The victim then took a left at the Tobacco Shack near the corner of Routes 1 and 133. Angered by his alleged aggresive driving, police said William Kotowski turned around and entered the parking lot where he encountered the man. His wife soon followed. The man allegedly walked right up to William Kotowski’s van and began screaming at him while waving his arms. Fearing for his safety, Kotowski told police he drew his handgun and placed it in his lap. The man told police that Kotowski not only drew his weapon, but aimed it right at his face, according to police.
Following the altercation, William Kotowski left the scene in his van and drove to his house. As May approached the residence, Rowley police Officer David MacMullen contacted Kotowski via cell phone and ordered him to exit his house unarmed where he would be met by May. Drawing his weapon, May ordered Kotowski to walk backward to the center of the yard and kneel down. May then handcuffed the suspect and placed him in the back of his cruiser.
A search of the suspect’s house uncovered a Mossberg 20-gauge shotgun on the floor of a closet and .380 Smith & Wesson semi-automatic handgun. The handgun used in the alleged assault, a Walther 9mm semi-automatic handgun, was found in a kitchen counter, according to May’s report.

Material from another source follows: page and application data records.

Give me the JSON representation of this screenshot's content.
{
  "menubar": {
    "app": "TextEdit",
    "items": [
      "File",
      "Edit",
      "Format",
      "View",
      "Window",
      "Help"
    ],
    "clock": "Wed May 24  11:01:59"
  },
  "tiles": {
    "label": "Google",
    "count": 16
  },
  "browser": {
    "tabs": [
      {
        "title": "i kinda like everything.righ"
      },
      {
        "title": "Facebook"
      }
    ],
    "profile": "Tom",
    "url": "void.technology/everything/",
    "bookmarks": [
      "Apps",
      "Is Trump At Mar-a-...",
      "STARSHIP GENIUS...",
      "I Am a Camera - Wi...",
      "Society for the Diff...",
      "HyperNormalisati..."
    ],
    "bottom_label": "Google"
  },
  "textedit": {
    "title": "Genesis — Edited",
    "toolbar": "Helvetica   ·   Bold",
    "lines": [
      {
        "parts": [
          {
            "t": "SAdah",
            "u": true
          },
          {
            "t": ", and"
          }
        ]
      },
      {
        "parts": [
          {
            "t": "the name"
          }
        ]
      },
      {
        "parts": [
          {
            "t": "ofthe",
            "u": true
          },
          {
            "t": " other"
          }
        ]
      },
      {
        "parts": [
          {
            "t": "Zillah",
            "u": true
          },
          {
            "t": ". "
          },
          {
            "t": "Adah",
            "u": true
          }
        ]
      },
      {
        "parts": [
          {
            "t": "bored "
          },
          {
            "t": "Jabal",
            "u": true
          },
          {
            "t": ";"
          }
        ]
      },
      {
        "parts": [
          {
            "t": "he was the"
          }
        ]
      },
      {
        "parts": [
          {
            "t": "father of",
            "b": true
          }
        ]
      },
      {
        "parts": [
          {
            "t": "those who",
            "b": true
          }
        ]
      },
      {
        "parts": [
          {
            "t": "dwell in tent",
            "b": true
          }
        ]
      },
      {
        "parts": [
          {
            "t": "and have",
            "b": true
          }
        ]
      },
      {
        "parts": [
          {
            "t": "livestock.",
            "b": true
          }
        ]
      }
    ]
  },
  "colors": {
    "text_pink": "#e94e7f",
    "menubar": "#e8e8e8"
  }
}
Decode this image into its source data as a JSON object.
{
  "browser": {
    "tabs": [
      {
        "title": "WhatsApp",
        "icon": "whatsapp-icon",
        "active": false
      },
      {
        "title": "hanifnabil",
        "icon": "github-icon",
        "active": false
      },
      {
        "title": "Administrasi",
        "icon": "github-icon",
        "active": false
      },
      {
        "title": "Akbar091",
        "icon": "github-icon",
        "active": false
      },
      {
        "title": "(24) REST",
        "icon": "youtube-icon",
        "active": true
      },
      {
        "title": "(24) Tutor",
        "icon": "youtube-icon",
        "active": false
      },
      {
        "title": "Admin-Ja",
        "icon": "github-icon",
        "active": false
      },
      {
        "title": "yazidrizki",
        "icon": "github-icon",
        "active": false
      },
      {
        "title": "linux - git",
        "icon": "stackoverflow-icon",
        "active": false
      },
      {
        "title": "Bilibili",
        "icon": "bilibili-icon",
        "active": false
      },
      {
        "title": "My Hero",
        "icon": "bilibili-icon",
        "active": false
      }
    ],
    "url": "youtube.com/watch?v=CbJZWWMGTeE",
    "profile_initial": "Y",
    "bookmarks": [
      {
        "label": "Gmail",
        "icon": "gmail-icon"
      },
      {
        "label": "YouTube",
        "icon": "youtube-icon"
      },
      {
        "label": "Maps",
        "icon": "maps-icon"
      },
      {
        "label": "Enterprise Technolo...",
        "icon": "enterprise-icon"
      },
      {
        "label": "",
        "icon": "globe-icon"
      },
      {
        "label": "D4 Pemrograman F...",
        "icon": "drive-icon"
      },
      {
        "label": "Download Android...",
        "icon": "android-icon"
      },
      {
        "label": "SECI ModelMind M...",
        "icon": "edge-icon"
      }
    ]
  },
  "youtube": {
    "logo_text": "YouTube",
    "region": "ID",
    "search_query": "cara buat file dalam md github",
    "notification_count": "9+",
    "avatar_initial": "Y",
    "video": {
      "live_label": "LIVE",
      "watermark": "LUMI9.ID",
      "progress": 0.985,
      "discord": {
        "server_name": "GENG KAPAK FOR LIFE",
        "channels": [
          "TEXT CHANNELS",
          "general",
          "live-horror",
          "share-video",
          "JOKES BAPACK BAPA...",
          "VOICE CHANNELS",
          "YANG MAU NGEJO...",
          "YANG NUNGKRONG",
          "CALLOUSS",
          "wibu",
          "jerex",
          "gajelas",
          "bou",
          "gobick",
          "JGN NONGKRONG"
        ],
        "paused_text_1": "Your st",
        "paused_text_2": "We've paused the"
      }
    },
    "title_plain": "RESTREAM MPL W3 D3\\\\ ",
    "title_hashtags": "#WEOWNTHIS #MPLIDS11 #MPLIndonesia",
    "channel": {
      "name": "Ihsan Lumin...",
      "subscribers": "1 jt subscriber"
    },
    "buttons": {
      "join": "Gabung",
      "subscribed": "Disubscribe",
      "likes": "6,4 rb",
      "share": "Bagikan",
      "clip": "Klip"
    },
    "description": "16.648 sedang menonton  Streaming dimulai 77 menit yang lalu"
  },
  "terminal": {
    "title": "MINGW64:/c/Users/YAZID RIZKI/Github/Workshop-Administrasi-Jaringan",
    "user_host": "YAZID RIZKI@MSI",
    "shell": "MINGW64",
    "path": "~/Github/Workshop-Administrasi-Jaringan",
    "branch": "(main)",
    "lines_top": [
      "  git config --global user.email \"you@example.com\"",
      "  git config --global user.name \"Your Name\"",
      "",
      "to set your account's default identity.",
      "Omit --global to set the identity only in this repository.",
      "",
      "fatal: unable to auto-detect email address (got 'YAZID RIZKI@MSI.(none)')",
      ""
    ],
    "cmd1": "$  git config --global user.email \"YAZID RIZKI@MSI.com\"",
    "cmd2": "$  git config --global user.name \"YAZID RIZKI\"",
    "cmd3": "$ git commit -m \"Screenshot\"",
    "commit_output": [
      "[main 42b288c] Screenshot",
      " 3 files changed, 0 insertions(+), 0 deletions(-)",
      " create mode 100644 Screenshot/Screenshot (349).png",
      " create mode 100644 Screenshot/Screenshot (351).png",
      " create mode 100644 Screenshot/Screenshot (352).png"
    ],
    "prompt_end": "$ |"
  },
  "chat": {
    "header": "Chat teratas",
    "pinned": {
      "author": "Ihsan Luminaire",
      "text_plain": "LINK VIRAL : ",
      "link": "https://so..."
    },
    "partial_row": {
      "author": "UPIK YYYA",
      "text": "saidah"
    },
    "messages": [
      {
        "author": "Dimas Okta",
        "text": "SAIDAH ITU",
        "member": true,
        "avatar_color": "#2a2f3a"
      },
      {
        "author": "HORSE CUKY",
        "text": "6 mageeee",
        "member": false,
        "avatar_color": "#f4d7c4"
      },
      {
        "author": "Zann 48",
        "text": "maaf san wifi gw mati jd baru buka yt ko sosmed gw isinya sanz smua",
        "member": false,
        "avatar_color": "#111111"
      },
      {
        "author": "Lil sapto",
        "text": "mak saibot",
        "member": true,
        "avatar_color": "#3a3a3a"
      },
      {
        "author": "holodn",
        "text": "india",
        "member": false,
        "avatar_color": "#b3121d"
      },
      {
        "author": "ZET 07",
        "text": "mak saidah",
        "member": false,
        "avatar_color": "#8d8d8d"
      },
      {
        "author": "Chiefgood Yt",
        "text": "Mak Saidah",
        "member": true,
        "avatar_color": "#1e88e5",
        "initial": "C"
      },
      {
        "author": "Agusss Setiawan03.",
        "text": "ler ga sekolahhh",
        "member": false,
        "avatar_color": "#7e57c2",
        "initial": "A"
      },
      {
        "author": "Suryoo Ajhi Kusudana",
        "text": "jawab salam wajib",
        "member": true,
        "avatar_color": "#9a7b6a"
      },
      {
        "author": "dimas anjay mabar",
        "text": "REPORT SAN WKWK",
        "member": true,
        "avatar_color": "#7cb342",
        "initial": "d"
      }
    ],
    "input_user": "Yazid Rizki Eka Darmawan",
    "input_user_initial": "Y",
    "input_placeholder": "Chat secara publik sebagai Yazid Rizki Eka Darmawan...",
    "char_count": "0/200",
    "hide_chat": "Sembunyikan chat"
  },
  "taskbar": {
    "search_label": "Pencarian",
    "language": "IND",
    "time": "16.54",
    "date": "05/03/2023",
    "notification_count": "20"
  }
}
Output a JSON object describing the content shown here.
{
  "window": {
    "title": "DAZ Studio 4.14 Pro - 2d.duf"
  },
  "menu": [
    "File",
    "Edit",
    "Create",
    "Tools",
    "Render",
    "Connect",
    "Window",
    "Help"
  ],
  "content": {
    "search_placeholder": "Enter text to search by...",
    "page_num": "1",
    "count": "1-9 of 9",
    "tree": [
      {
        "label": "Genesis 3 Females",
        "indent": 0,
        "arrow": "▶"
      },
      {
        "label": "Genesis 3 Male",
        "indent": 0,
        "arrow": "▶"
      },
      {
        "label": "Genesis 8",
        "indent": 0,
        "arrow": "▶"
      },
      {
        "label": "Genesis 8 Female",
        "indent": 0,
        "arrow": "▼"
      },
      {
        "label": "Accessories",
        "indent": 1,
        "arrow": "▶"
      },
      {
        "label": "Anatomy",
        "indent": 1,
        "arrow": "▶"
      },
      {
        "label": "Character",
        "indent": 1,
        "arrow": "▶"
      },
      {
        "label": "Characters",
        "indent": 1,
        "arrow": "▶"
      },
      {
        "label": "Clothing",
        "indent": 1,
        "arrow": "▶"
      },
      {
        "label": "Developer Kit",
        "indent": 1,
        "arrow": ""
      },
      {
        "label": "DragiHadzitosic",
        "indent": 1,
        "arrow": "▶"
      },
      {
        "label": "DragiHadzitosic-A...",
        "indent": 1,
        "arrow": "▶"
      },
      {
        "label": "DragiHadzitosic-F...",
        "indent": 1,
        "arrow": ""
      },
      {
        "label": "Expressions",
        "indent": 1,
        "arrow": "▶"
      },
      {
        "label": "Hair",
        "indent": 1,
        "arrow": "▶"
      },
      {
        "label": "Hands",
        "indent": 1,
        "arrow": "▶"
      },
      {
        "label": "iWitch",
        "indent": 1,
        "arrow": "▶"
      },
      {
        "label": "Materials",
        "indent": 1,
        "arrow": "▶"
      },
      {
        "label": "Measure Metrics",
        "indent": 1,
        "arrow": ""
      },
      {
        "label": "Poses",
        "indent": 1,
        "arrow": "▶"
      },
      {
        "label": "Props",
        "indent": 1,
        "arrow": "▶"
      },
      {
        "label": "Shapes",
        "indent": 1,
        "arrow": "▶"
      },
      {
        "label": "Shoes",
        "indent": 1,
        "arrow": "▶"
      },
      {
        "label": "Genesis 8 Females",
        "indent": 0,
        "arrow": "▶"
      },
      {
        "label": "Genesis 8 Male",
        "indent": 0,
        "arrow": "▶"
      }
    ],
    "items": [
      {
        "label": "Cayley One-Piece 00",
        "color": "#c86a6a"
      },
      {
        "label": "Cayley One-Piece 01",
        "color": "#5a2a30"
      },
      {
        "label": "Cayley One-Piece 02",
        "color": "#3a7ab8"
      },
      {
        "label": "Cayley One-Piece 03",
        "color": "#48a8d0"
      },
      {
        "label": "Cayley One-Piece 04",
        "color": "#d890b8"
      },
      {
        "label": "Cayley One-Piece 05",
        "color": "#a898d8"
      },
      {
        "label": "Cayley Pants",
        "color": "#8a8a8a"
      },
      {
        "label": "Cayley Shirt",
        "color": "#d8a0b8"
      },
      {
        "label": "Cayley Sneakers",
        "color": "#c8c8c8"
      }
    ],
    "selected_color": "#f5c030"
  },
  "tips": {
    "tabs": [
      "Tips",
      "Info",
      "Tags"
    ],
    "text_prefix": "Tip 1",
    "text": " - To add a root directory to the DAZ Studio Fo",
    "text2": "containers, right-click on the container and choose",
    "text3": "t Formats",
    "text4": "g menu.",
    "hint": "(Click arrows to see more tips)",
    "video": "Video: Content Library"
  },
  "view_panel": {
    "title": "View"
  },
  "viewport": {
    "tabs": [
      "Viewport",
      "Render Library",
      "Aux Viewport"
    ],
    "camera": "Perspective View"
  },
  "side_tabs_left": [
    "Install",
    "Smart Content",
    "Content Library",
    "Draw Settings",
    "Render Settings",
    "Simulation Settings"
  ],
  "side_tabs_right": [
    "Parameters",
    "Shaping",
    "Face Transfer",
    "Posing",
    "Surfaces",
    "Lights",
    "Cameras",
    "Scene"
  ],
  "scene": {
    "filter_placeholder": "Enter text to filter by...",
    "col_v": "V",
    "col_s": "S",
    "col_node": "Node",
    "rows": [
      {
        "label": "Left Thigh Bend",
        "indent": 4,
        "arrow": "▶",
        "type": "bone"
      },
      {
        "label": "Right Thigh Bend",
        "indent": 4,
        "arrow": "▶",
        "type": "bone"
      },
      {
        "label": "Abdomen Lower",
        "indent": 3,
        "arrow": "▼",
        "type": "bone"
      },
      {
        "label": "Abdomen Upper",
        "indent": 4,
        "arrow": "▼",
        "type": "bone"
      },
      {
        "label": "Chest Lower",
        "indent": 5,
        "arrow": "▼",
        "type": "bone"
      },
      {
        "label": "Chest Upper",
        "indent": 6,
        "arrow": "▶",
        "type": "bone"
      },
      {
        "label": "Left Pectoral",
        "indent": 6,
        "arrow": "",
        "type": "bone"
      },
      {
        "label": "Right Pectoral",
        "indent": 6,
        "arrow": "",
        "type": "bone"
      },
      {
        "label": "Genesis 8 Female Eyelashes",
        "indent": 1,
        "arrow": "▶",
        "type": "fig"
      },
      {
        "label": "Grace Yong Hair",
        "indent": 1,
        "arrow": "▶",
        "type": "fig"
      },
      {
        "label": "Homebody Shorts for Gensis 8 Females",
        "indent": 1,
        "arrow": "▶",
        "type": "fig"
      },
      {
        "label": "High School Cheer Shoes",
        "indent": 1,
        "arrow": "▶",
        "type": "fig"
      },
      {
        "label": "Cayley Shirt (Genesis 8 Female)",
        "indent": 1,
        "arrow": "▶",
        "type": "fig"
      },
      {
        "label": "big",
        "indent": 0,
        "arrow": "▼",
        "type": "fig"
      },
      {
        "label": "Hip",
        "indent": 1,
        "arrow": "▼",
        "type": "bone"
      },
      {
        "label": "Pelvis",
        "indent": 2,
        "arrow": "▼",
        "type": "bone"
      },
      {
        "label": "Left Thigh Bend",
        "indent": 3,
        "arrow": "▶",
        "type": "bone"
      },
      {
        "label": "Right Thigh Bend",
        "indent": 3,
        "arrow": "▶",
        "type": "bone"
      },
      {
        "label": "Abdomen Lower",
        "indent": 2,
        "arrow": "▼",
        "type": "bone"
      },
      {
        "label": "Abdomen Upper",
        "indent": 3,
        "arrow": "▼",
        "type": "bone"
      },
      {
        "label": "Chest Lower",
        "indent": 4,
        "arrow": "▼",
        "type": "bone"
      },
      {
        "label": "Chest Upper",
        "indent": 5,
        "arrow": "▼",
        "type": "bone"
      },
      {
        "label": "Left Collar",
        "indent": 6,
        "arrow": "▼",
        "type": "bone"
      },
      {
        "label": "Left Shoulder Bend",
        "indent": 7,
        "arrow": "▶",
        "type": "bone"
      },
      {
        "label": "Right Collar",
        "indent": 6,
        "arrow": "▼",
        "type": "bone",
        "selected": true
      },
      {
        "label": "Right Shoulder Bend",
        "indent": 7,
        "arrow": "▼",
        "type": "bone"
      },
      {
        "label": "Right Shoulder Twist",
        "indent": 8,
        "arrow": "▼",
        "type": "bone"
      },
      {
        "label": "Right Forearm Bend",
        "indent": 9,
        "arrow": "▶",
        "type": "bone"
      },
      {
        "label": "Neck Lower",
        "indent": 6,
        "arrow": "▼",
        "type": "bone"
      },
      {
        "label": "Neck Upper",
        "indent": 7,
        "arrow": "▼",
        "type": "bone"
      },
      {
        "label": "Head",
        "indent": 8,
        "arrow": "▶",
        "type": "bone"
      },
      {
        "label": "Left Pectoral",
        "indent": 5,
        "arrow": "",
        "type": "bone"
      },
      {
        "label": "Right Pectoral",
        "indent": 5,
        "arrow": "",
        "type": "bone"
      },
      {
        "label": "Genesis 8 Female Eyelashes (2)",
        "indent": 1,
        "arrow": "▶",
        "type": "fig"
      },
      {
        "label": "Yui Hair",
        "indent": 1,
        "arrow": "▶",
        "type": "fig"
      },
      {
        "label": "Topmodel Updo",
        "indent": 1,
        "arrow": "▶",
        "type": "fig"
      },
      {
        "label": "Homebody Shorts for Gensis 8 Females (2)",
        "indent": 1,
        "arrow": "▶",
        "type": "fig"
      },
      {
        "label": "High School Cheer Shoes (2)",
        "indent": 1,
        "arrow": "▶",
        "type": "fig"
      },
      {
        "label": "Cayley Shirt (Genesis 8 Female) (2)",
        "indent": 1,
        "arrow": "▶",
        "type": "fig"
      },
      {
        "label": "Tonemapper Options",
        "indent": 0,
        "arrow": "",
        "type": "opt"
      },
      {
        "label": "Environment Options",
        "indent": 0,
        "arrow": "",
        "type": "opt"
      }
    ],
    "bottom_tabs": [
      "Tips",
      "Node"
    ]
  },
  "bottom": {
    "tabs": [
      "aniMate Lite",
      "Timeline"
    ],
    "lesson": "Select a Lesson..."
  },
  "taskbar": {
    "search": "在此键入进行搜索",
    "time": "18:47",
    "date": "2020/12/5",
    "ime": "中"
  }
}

Following her husband’s arrest, Joanna Kotowski, who had arrived at their house during the arrest, became so enraged that the other driver also wasn’t arrested that she drove back to the Tobacco Shack and confronted him, leading to the charges against her. The man was not charged, according to Barker.
Barker said Friday’s incident highlights how road rage can almost instantaneously boil over to the point where people’s lives are threatened, if not worse. Should someone encounter an aggresive driver, Barker said to avoid confrontation at all costs and call police instead.
‘If you have a problem, call police. That’s what we’re here for,” Barker said.